At 4:50 AM on October 11, former U.S. President Trump suddenly posted online, aggressively reiterating plans to impose 100% tariffs on China starting November 1. Market panic erupted instantly. Overnight, global financial markets were turned upside down. All three major U.S. indices plummeted: the Dow Jones Industrial Average dropped 1.9%, the S&P 500 plunged 2.71%, and the Nasdaq Composite crashed 3.56%—its worst single-day decline since April. European stock markets and oil prices were severely impacted.
Meanwhile, in the already fragile crypto liquidity environment, exchanges experienced the largest-scale liquidation in crypto history: over 1.6 million people were instantly "killed," with $19.3 billion in positions liquidated. Bitcoin fell 13%, Ethereum tumbled 17%, and altcoins collapsed by as much as 85%, with numerous small-cap tokens spiking to zero—truly a doomsday scene of devastation.

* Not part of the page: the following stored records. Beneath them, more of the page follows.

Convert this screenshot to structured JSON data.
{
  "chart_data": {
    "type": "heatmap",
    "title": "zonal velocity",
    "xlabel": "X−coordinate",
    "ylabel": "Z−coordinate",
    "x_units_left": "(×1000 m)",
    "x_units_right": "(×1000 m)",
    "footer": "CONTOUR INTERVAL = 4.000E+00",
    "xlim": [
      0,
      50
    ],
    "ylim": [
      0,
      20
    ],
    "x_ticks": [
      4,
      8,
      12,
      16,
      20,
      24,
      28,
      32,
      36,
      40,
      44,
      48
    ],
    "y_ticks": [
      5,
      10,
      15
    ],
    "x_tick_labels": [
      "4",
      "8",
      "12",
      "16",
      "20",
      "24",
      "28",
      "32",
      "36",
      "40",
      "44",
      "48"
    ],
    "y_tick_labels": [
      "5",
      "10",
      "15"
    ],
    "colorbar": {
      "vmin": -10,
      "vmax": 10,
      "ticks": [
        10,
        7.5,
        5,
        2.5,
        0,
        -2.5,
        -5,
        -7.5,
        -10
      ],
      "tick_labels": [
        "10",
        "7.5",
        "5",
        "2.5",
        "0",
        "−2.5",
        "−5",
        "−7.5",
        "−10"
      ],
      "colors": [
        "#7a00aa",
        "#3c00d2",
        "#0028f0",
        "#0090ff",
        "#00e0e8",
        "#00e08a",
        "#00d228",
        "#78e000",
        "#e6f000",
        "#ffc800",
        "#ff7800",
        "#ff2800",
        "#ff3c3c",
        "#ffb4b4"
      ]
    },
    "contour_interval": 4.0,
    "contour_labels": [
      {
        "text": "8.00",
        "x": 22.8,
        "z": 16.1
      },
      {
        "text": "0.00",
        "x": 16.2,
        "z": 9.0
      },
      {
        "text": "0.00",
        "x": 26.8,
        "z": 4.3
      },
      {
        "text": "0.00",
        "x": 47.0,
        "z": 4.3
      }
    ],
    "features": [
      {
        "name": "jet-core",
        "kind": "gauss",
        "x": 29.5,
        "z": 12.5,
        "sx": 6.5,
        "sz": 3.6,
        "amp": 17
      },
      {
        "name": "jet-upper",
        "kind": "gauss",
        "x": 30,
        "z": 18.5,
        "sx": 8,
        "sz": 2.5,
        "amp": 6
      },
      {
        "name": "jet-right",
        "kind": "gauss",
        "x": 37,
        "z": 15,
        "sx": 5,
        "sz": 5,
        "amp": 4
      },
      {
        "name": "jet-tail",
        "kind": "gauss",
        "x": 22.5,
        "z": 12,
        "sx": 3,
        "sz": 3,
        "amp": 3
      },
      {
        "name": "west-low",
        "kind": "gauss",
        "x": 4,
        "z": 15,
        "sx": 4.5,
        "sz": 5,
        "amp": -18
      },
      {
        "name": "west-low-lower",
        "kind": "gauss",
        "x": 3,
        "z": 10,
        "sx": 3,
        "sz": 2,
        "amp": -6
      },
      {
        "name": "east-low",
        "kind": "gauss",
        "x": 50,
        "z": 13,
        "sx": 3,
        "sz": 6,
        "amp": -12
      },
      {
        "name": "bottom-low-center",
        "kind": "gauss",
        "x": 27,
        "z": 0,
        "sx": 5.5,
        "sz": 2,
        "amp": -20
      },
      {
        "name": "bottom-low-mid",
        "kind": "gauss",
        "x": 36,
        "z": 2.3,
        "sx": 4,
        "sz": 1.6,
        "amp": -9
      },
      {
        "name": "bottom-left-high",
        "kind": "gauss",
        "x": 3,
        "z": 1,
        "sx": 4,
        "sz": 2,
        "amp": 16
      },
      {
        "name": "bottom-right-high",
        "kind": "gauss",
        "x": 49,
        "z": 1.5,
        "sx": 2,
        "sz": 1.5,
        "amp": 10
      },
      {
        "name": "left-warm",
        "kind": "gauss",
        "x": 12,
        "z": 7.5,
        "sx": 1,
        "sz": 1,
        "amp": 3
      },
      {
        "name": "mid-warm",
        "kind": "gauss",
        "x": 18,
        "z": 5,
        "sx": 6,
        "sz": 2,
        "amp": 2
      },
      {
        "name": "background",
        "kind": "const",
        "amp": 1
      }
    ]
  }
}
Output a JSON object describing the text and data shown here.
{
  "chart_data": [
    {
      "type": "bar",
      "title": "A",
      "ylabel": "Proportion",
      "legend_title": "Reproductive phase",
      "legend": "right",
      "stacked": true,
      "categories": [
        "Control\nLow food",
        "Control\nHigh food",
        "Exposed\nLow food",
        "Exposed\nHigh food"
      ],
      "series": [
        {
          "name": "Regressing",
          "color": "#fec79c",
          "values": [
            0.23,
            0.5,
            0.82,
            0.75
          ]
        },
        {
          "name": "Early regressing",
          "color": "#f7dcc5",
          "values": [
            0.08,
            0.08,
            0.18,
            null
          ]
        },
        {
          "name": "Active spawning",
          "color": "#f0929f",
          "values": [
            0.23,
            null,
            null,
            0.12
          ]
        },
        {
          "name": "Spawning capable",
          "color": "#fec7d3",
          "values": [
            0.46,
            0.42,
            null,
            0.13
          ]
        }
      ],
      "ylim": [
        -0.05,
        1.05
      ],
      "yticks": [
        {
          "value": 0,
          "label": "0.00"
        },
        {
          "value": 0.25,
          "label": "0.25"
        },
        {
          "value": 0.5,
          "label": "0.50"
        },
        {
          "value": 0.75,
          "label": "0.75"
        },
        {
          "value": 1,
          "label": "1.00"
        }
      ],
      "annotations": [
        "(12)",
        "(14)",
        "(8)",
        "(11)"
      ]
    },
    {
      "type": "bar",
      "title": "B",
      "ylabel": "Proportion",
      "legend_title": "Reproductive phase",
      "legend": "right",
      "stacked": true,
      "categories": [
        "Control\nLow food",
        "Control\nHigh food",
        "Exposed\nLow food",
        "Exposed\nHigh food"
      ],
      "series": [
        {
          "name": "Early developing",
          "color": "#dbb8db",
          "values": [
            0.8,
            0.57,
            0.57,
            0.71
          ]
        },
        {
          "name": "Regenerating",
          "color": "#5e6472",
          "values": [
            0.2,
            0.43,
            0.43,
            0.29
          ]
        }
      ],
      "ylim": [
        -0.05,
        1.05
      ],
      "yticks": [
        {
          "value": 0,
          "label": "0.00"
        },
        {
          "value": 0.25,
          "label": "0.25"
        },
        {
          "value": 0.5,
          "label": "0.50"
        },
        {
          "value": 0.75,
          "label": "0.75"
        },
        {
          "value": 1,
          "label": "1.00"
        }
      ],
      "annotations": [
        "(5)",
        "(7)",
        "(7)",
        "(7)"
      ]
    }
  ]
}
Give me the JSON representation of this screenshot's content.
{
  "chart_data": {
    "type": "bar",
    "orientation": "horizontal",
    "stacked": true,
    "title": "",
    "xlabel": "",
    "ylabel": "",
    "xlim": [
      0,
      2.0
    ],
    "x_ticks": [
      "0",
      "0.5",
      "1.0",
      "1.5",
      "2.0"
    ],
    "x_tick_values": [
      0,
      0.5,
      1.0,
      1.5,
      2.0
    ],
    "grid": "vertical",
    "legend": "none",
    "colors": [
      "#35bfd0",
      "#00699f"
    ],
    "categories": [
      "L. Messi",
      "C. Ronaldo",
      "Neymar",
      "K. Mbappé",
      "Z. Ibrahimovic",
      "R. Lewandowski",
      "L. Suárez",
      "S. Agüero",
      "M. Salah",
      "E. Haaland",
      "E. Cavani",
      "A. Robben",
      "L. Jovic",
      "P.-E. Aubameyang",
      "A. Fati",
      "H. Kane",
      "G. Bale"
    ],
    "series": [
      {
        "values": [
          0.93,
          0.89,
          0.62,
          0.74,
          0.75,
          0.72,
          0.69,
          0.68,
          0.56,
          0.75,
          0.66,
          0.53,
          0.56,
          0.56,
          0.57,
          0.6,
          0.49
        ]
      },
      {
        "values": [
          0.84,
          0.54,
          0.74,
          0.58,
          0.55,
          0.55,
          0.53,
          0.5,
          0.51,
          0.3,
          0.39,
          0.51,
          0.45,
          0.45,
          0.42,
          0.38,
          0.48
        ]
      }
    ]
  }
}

This was an epic purge, but clearly not the only one. Throughout 2025, hacks and rug pulls occurred relentlessly.
In February, Bybit suffered the largest single theft in exchange history, losing $1.5 billion, including over 400,000 ETH.
In July, the Cetus protocol was hacked for $220 million.
In September, HyperVault was accused of a rug pull, draining $3.6 million in user funds...
According to Chainalysis, total crypto theft in 2025 exceeded $3.4 billion—the highest on record—with North Korean hacking groups responsible for over $2 billion. These incidents primarily target retail investors: newbies FOMOing at peaks, going all-in with leverage, blindly trusting KOL calls—when things go wrong, funds vanish instantly.
Clearly, compared to America’s slow death, crypto operates more like a blitzkrieg. Emotions and leverage amplify every risk, while margin for error? Laughable—nearly zero.
It’s not just nations—any low-fault-tolerance system can easily turn into an extraction machine. The key to resisting the kill threshold lies in strengthening safety nets: better regulation, debt control, and multi-layered social safeguards that give individuals breathing room and chances to recover.
Nations can build social security systems to provide buffers and prevent one-hit knockouts. But retail investors in crypto face 24/7 trading, meaning crashes can happen anytime; rampant leverage tools let beginners easily access high multiples; anonymity and weak oversight lower the cost of exit scams, amplifying the risk of falling into traps. These shortcuts once seen as fast tracks to wealth freedom have now become fuel accelerating the arrival of the kill threshold, rushing toward everyone.
The heated discussion around the kill threshold marks not only the end of the American dream but also should signal the moment crypto dreams end. Rather than believing we’re the lucky exception, perhaps we should invest more effort into personal discipline and resilient asset allocation. Participate rationally, build defenses—maybe then we can keep dodging above the line for a few more years.
After all, in the reality after waking up, survival remains the most important thing.